Physiological and Semantic Patterns in Medical Teams Using an Intelligent Tutoring System

arXiv cs.AI / 4/1/2026

💬 OpinionSignals & Early TrendsIdeas & Deep AnalysisModels & Research

Key Points

  • The study examines how Socially Shared Regulation of Learning (SSRL) in medical teams relates to both conversational dynamics and physiological synchrony while using an intelligent tutoring system.
  • It finds that peaks in physiological synchrony correspond to transient shifts in dialogue semantics during virtual patient diagnosis tasks.
  • Using sentence-embedding cosine similarity to measure semantic change, the research reports that activating prior knowledge produced significantly lower semantic similarity than simpler task execution.
  • High physiological synchrony was associated with lower semantic similarity, and qualitative coding suggests these peaks reflect “pivotal moments” where successful teams share discovery while unsuccessful teams share uncertainty.
  • The authors position the work as advancing human-centered AI by fusing biological signals with language to interpret critical collaboration states beyond what physiology alone can reveal.

Abstract

Effective collaboration requires teams to manage complex cognitive and emotional states through Socially Shared Regulation of Learning (SSRL).
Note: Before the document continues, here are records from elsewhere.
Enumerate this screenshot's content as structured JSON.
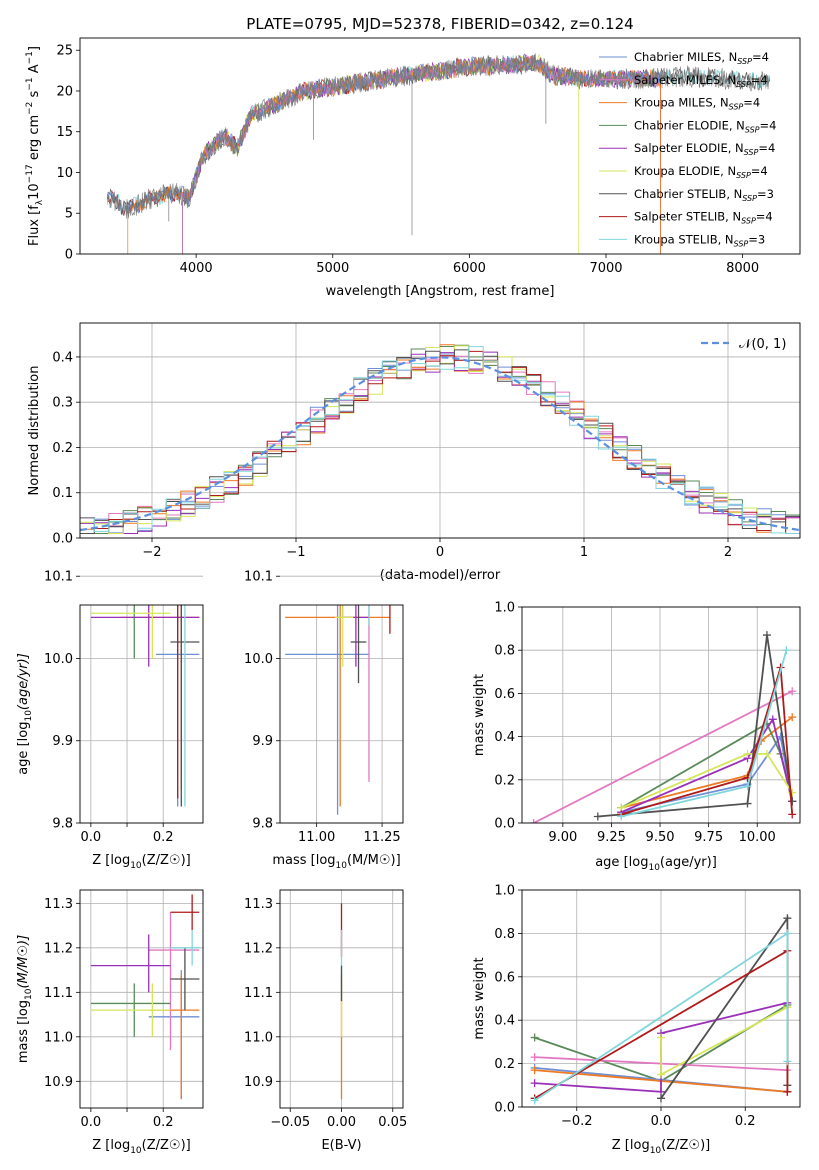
{
  "figure_title": "PLATE=0795, MJD=52378, FIBERID=0342, z=0.124",
  "colors": {
    "Chabrier MILES": "#6f8fd6",
    "Salpeter MILES": "#e377c2",
    "Kroupa MILES": "#ee7a22",
    "Chabrier ELODIE": "#5a8a5a",
    "Salpeter ELODIE": "#9b30b8",
    "Kroupa ELODIE": "#d5e65a",
    "Chabrier STELIB": "#505050",
    "Salpeter STELIB": "#b01a1a",
    "Kroupa STELIB": "#80d6dc",
    "Gaussian": "#5b8fe0"
  },
  "chart_data": [
    {
      "id": "spectrum",
      "type": "line",
      "title": "PLATE=0795, MJD=52378, FIBERID=0342, z=0.124",
      "xlabel": "wavelength [Angstrom, rest frame]",
      "ylabel": "Flux [f",
      "xlim": [
        3150,
        8420
      ],
      "ylim": [
        0,
        26.5
      ],
      "xticks": [
        4000,
        5000,
        6000,
        7000,
        8000
      ],
      "yticks": [
        0,
        5,
        10,
        15,
        20,
        25
      ],
      "grid": false,
      "legend_position": "top-right",
      "continuum_knots": [
        [
          3350,
          7
        ],
        [
          3500,
          5.5
        ],
        [
          3700,
          7
        ],
        [
          3850,
          7.5
        ],
        [
          3950,
          6.8
        ],
        [
          4050,
          12
        ],
        [
          4200,
          14.5
        ],
        [
          4300,
          13
        ],
        [
          4400,
          17
        ],
        [
          4600,
          18.5
        ],
        [
          4800,
          20
        ],
        [
          5000,
          20.5
        ],
        [
          5200,
          21
        ],
        [
          5500,
          21.8
        ],
        [
          5800,
          22.5
        ],
        [
          6000,
          23
        ],
        [
          6300,
          23.2
        ],
        [
          6500,
          23.5
        ],
        [
          6600,
          22
        ],
        [
          6800,
          21.5
        ],
        [
          7000,
          21.5
        ],
        [
          7300,
          21.5
        ],
        [
          7600,
          21.8
        ],
        [
          7900,
          21.5
        ],
        [
          8200,
          21
        ]
      ],
      "series": [
        {
          "name": "Chabrier MILES",
          "n_ssp": "4"
        },
        {
          "name": "Salpeter MILES",
          "n_ssp": "4"
        },
        {
          "name": "Kroupa MILES",
          "n_ssp": "4"
        },
        {
          "name": "Chabrier ELODIE",
          "n_ssp": "4"
        },
        {
          "name": "Salpeter ELODIE",
          "n_ssp": "4"
        },
        {
          "name": "Kroupa ELODIE",
          "n_ssp": "4"
        },
        {
          "name": "Chabrier STELIB",
          "n_ssp": "3"
        },
        {
          "name": "Salpeter STELIB",
          "n_ssp": "4"
        },
        {
          "name": "Kroupa STELIB",
          "n_ssp": "3"
        }
      ]
    },
    {
      "id": "residual-histogram",
      "type": "line",
      "xlabel": "(data-model)/error",
      "ylabel": "Normed distribution",
      "xlim": [
        -2.5,
        2.5
      ],
      "ylim": [
        0,
        0.475
      ],
      "xticks": [
        -2,
        -1,
        0,
        1,
        2
      ],
      "xtick_labels": [
        "−2",
        "−1",
        "0",
        "1",
        "2"
      ],
      "yticks": [
        0,
        0.1,
        0.2,
        0.3,
        0.4
      ],
      "ytick_labels": [
        "0.0",
        "0.1",
        "0.2",
        "0.3",
        "0.4"
      ],
      "grid": true,
      "legend_position": "top-right",
      "gaussian_label": "𝒩(0, 1)",
      "bin_width": 0.1
    },
    {
      "id": "age-vs-Z",
      "type": "scatter",
      "xlabel": "Z [log",
      "ylabel": "age  [log",
      "xlim": [
        -0.03,
        0.31
      ],
      "ylim": [
        9.8,
        10.065
      ],
      "xticks": [
        0,
        0.1,
        0.2
      ],
      "xtick_labels": [
        "0.0",
        "",
        "0.2"
      ],
      "yticks": [
        9.8,
        9.9,
        10.0,
        10.1
      ],
      "ytick_labels": [
        "9.8",
        "9.9",
        "10.0",
        "10.1"
      ],
      "grid": true,
      "points": [
        {
          "series": "Chabrier MILES",
          "x": 0.24,
          "y": 10.005,
          "xerr": [
            0.18,
            0.3
          ],
          "yerr": [
            9.82,
            10.1
          ]
        },
        {
          "series": "Salpeter MILES",
          "x": 0.25,
          "y": 10.07,
          "xerr": [
            0.16,
            0.3
          ],
          "yerr": [
            9.86,
            10.12
          ]
        },
        {
          "series": "Kroupa MILES",
          "x": 0.25,
          "y": 10.05,
          "xerr": [
            0.08,
            0.3
          ],
          "yerr": [
            9.84,
            10.09
          ]
        },
        {
          "series": "Chabrier ELODIE",
          "x": 0.12,
          "y": 10.08,
          "xerr": [
            0.0,
            0.22
          ],
          "yerr": [
            10.0,
            10.11
          ]
        },
        {
          "series": "Salpeter ELODIE",
          "x": 0.16,
          "y": 10.05,
          "xerr": [
            0.0,
            0.3
          ],
          "yerr": [
            9.99,
            10.11
          ]
        },
        {
          "series": "Kroupa ELODIE",
          "x": 0.17,
          "y": 10.055,
          "xerr": [
            0.0,
            0.22
          ],
          "yerr": [
            10.0,
            10.13
          ]
        },
        {
          "series": "Chabrier STELIB",
          "x": 0.25,
          "y": 10.02,
          "xerr": [
            0.22,
            0.3
          ],
          "yerr": [
            9.82,
            10.1
          ]
        },
        {
          "series": "Salpeter STELIB",
          "x": 0.24,
          "y": 10.075,
          "xerr": [
            0.22,
            0.3
          ],
          "yerr": [
            9.83,
            10.12
          ]
        },
        {
          "series": "Kroupa STELIB",
          "x": 0.26,
          "y": 10.1,
          "xerr": [
            0.22,
            0.3
          ],
          "yerr": [
            9.82,
            10.15
          ]
        }
      ]
    },
    {
      "id": "age-vs-mass",
      "type": "scatter",
      "xlabel": "mass [log",
      "ylabel": "",
      "xlim": [
        10.86,
        11.33
      ],
      "ylim": [
        9.8,
        10.065
      ],
      "xticks": [
        11.0,
        11.25
      ],
      "xtick_labels": [
        "11.00",
        "11.25"
      ],
      "yticks": [
        9.8,
        9.9,
        10.0,
        10.1
      ],
      "ytick_labels": [
        "9.8",
        "9.9",
        "10.0",
        "10.1"
      ],
      "grid": true,
      "points": [
        {
          "series": "Chabrier MILES",
          "x": 11.08,
          "y": 10.005,
          "xerr": [
            10.88,
            11.2
          ],
          "yerr": [
            9.81,
            10.11
          ]
        },
        {
          "series": "Salpeter MILES",
          "x": 11.2,
          "y": 10.07,
          "xerr": [
            11.12,
            11.24
          ],
          "yerr": [
            9.85,
            10.15
          ]
        },
        {
          "series": "Kroupa MILES",
          "x": 11.09,
          "y": 10.05,
          "xerr": [
            10.88,
            11.28
          ],
          "yerr": [
            9.82,
            10.1
          ]
        },
        {
          "series": "Chabrier ELODIE",
          "x": 11.1,
          "y": 10.08,
          "xerr": [
            11.05,
            11.14
          ],
          "yerr": [
            10.05,
            10.11
          ]
        },
        {
          "series": "Salpeter ELODIE",
          "x": 11.15,
          "y": 10.05,
          "xerr": [
            11.1,
            11.2
          ],
          "yerr": [
            9.99,
            10.12
          ]
        },
        {
          "series": "Kroupa ELODIE",
          "x": 11.1,
          "y": 10.05,
          "xerr": [
            11.07,
            11.14
          ],
          "yerr": [
            9.99,
            10.13
          ]
        },
        {
          "series": "Chabrier STELIB",
          "x": 11.16,
          "y": 10.02,
          "xerr": [
            11.13,
            11.19
          ],
          "yerr": [
            9.97,
            10.08
          ]
        },
        {
          "series": "Salpeter STELIB",
          "x": 11.28,
          "y": 10.075,
          "xerr": [
            11.26,
            11.3
          ],
          "yerr": [
            10.03,
            10.12
          ]
        },
        {
          "series": "Kroupa STELIB",
          "x": 11.2,
          "y": 10.1,
          "xerr": [
            11.15,
            11.24
          ],
          "yerr": [
            10.04,
            10.15
          ]
        }
      ]
    },
    {
      "id": "mass-weight-vs-age",
      "type": "line",
      "xlabel": "age  [log",
      "ylabel": "mass weight",
      "xlim": [
        8.79,
        10.22
      ],
      "ylim": [
        0,
        1.0
      ],
      "xticks": [
        9.0,
        9.25,
        9.5,
        9.75,
        10.0
      ],
      "xtick_labels": [
        "9.00",
        "9.25",
        "9.50",
        "9.75",
        "10.00"
      ],
      "yticks": [
        0,
        0.2,
        0.4,
        0.6,
        0.8,
        1.0
      ],
      "ytick_labels": [
        "0.0",
        "0.2",
        "0.4",
        "0.6",
        "0.8",
        "1.0"
      ],
      "grid": true,
      "series": [
        {
          "name": "Salpeter MILES",
          "x": [
            8.85,
            10.18
          ],
          "y": [
            0.0,
            0.61
          ]
        },
        {
          "name": "Kroupa MILES",
          "x": [
            9.3,
            9.95,
            10.02,
            10.18
          ],
          "y": [
            0.07,
            0.22,
            0.38,
            0.49
          ]
        },
        {
          "name": "Chabrier MILES",
          "x": [
            9.3,
            9.95,
            10.12,
            10.18
          ],
          "y": [
            0.05,
            0.18,
            0.4,
            0.1
          ]
        },
        {
          "name": "Chabrier ELODIE",
          "x": [
            9.3,
            10.05,
            10.12,
            10.18
          ],
          "y": [
            0.07,
            0.46,
            0.32,
            0.1
          ]
        },
        {
          "name": "Salpeter ELODIE",
          "x": [
            9.3,
            9.95,
            10.08,
            10.18
          ],
          "y": [
            0.05,
            0.3,
            0.48,
            0.1
          ]
        },
        {
          "name": "Kroupa ELODIE",
          "x": [
            9.3,
            9.95,
            10.05,
            10.18
          ],
          "y": [
            0.07,
            0.32,
            0.32,
            0.14
          ]
        },
        {
          "name": "Chabrier STELIB",
          "x": [
            9.18,
            9.95,
            10.05,
            10.18
          ],
          "y": [
            0.03,
            0.09,
            0.87,
            0.1
          ]
        },
        {
          "name": "Salpeter STELIB",
          "x": [
            9.3,
            9.95,
            10.12,
            10.18
          ],
          "y": [
            0.04,
            0.21,
            0.72,
            0.04
          ]
        },
        {
          "name": "Kroupa STELIB",
          "x": [
            9.3,
            9.95,
            10.15
          ],
          "y": [
            0.03,
            0.17,
            0.8
          ]
        }
      ]
    },
    {
      "id": "mass-vs-Z",
      "type": "scatter",
      "xlabel": "Z [log",
      "ylabel": "mass [log",
      "xlim": [
        -0.03,
        0.31
      ],
      "ylim": [
        10.84,
        11.33
      ],
      "xticks": [
        0,
        0.1,
        0.2
      ],
      "xtick_labels": [
        "0.0",
        "",
        "0.2"
      ],
      "yticks": [
        10.9,
        11.0,
        11.1,
        11.2,
        11.3
      ],
      "ytick_labels": [
        "10.9",
        "11.0",
        "11.1",
        "11.2",
        "11.3"
      ],
      "grid": true,
      "points": [
        {
          "series": "Chabrier MILES",
          "x": 0.25,
          "y": 11.045,
          "xerr": [
            0.16,
            0.3
          ],
          "yerr": [
            10.86,
            11.15
          ]
        },
        {
          "series": "Salpeter MILES",
          "x": 0.22,
          "y": 11.195,
          "xerr": [
            0.16,
            0.3
          ],
          "yerr": [
            10.97,
            11.28
          ]
        },
        {
          "series": "Kroupa MILES",
          "x": 0.25,
          "y": 11.06,
          "xerr": [
            0.16,
            0.3
          ],
          "yerr": [
            10.86,
            11.14
          ]
        },
        {
          "series": "Chabrier ELODIE",
          "x": 0.12,
          "y": 11.075,
          "xerr": [
            0.0,
            0.22
          ],
          "yerr": [
            11.0,
            11.12
          ]
        },
        {
          "series": "Salpeter ELODIE",
          "x": 0.16,
          "y": 11.16,
          "xerr": [
            0.0,
            0.22
          ],
          "yerr": [
            11.1,
            11.23
          ]
        },
        {
          "series": "Kroupa ELODIE",
          "x": 0.17,
          "y": 11.06,
          "xerr": [
            0.0,
            0.22
          ],
          "yerr": [
            11.0,
            11.12
          ]
        },
        {
          "series": "Chabrier STELIB",
          "x": 0.26,
          "y": 11.13,
          "xerr": [
            0.22,
            0.3
          ],
          "yerr": [
            11.06,
            11.2
          ]
        },
        {
          "series": "Salpeter STELIB",
          "x": 0.28,
          "y": 11.28,
          "xerr": [
            0.22,
            0.3
          ],
          "yerr": [
            11.24,
            11.32
          ]
        },
        {
          "series": "Kroupa STELIB",
          "x": 0.28,
          "y": 11.2,
          "xerr": [
            0.22,
            0.3
          ],
          "yerr": [
            11.16,
            11.24
          ]
        }
      ]
    },
    {
      "id": "mass-vs-EBV",
      "type": "scatter",
      "xlabel": "E(B-V)",
      "ylabel": "",
      "xlim": [
        -0.06,
        0.06
      ],
      "ylim": [
        10.84,
        11.33
      ],
      "xticks": [
        -0.05,
        0.0,
        0.05
      ],
      "xtick_labels": [
        "−0.05",
        "0.00",
        "0.05"
      ],
      "yticks": [
        10.9,
        11.0,
        11.1,
        11.2,
        11.3
      ],
      "ytick_labels": [
        "10.9",
        "11.0",
        "11.1",
        "11.2",
        "11.3"
      ],
      "grid": true,
      "points": [
        {
          "series": "Kroupa MILES",
          "x": 0.0,
          "y": 11.0,
          "yerr": [
            10.86,
            11.14
          ]
        },
        {
          "series": "Salpeter STELIB",
          "x": 0.0,
          "y": 11.25,
          "yerr": [
            11.18,
            11.3
          ]
        },
        {
          "series": "Kroupa STELIB",
          "x": 0.0,
          "y": 11.15,
          "yerr": [
            11.08,
            11.24
          ]
        },
        {
          "series": "Chabrier STELIB",
          "x": 0.0,
          "y": 11.12,
          "yerr": [
            11.08,
            11.16
          ]
        },
        {
          "series": "Kroupa ELODIE",
          "x": 0.0,
          "y": 11.04,
          "yerr": [
            11.0,
            11.08
          ]
        }
      ]
    },
    {
      "id": "mass-weight-vs-Z",
      "type": "line",
      "xlabel": "Z [log",
      "ylabel": "mass weight",
      "xlim": [
        -0.33,
        0.33
      ],
      "ylim": [
        0,
        1.0
      ],
      "xticks": [
        -0.2,
        0.0,
        0.2
      ],
      "xtick_labels": [
        "−0.2",
        "0.0",
        "0.2"
      ],
      "yticks": [
        0,
        0.2,
        0.4,
        0.6,
        0.8,
        1.0
      ],
      "ytick_labels": [
        "0.0",
        "0.2",
        "0.4",
        "0.6",
        "0.8",
        "1.0"
      ],
      "grid": true,
      "series": [
        {
          "name": "Chabrier ELODIE",
          "x": [
            -0.3,
            0.0,
            0.3
          ],
          "y": [
            0.32,
            0.12,
            0.47
          ]
        },
        {
          "name": "Salpeter MILES",
          "x": [
            -0.3,
            0.3
          ],
          "y": [
            0.23,
            0.17
          ]
        },
        {
          "name": "Chabrier MILES",
          "x": [
            -0.3,
            0.3
          ],
          "y": [
            0.18,
            0.07
          ]
        },
        {
          "name": "Kroupa MILES",
          "x": [
            -0.3,
            0.3
          ],
          "y": [
            0.17,
            0.07
          ]
        },
        {
          "name": "Salpeter ELODIE",
          "x": [
            -0.3,
            0.0,
            0.0,
            0.3
          ],
          "y": [
            0.11,
            0.07,
            0.34,
            0.48
          ]
        },
        {
          "name": "Kroupa ELODIE",
          "x": [
            0.0,
            0.0,
            0.3
          ],
          "y": [
            0.32,
            0.15,
            0.46
          ]
        },
        {
          "name": "Chabrier STELIB",
          "x": [
            0.0,
            0.3,
            0.3
          ],
          "y": [
            0.04,
            0.87,
            0.1
          ]
        },
        {
          "name": "Salpeter STELIB",
          "x": [
            -0.3,
            0.3,
            0.3
          ],
          "y": [
            0.04,
            0.72,
            0.07
          ]
        },
        {
          "name": "Kroupa STELIB",
          "x": [
            -0.3,
            0.3,
            0.3
          ],
          "y": [
            0.03,
            0.8,
            0.21
          ]
        }
      ]
    }
  ]
}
Physiological synchrony (i.e., longitudinal alignment in physiological signals) can indicate these states, but is hard to interpret on its own. We investigate the physiological and conversational dynamics of four medical dyads diagnosing a virtual patient case using an intelligent tutoring system. Semantic shifts in dialogue were correlated with transient physiological synchrony peaks. We also coded utterance segments for SSRL and derived cosine similarity using sentence embeddings. The results showed that activating prior knowledge featured significantly lower semantic similarity than simpler task execution. High physiological synchrony was associated with lower semantic similarity, suggesting that such moments involve exploratory and varied language use. Qualitative analysis triangulated these synchrony peaks as ``pivotal moments'': successful teams synchronized during shared discovery, while unsuccessful teams peaked during shared uncertainty. This research advances human-centered AI by demonstrating how biological signals can be fused with dialogues to understand critical moments in problem solving.